Réflexions après le soulèvement égyptien

Avec tous les discours des juntes militaires, Nick Rowlands estime que les gens commencent à oublier un détail crucial du soulèvement égyptien.

Le 11 février 2011, Hosni Moubarak a démissionné de ses fonctions de quatrième président de l'Égypte, laissant le conseil des forces armées chargé des affaires de l'État..

À des centaines de kilomètres de là, dans un café de Brixton, à Londres, j'ai fondu en larmes. Ils l’avaient fait! Moubarak avait le pharaon sur le peuple égyptien pendant 30 ans, mais ils l'ont évincé en moins de trois semaines de manifestations.

Je n’étais pas le seul à avoir du mal à contrôler mes émotions. Le couple en face de moi, également à la suite d'événements sur leur ordinateur portable, a commencé à applaudir.
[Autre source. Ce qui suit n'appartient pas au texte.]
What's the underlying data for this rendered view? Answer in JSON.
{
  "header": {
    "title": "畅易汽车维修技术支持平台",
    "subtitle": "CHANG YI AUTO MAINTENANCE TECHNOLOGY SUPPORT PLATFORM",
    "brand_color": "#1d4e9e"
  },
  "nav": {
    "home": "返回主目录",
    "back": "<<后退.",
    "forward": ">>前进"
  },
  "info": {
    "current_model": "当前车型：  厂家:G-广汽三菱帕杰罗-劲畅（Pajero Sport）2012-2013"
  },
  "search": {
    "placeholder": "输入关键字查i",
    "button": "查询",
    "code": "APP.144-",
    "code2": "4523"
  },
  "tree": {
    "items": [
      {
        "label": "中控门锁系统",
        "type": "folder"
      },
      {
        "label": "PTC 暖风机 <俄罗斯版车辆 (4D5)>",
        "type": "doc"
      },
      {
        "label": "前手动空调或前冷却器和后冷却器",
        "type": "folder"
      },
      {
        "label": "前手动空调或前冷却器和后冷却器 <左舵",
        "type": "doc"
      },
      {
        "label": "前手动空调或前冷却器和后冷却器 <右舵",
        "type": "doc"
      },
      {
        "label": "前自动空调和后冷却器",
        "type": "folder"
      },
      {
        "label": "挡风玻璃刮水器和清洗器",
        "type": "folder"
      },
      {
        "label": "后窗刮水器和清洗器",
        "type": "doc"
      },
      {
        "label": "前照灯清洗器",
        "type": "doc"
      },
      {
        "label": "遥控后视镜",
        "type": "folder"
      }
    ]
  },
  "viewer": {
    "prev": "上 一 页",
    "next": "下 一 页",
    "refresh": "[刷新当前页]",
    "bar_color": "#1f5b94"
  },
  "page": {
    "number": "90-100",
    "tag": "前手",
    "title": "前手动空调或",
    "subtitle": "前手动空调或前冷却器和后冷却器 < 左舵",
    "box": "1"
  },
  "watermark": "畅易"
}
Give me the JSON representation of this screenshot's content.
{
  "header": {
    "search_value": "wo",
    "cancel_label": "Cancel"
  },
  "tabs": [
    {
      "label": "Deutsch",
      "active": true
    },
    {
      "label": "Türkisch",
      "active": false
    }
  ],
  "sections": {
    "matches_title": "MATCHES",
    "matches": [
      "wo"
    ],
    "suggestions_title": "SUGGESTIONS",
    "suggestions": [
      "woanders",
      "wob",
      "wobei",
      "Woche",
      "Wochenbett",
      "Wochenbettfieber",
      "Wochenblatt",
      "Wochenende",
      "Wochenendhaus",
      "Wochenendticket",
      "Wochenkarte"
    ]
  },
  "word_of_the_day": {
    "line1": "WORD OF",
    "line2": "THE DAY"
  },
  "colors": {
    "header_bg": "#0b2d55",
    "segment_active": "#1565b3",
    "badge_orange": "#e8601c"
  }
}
Une gentille jeune femme a insisté pour me faire un gros câlin.
«Mais maman», cria une de ses filles, «tu ne peux pas câliner cet homme, tu ne le connais pas!»
"Tout va bien, chérie," répondit-elle, "c'est Brixton. Nous nous embrassons tous ici. Je m'essuyai les yeux et pleurai encore.

Maintenant, c’est cinq jours plus tard, et j’ai l’impression de prendre une pilule particulièrement trippante. Des vagues d'euphorie s'écrasant contre les rives dures de la réalité; la sérotonine de la révolution a passé. Plat. Nuances de gris. Vous vous demandez ce qui était vrai, quoi vraiment arrivé; tournant et tordant et tournant des fragments de perspicacité semblable à un puzzle, regardant leur magie s'estomper.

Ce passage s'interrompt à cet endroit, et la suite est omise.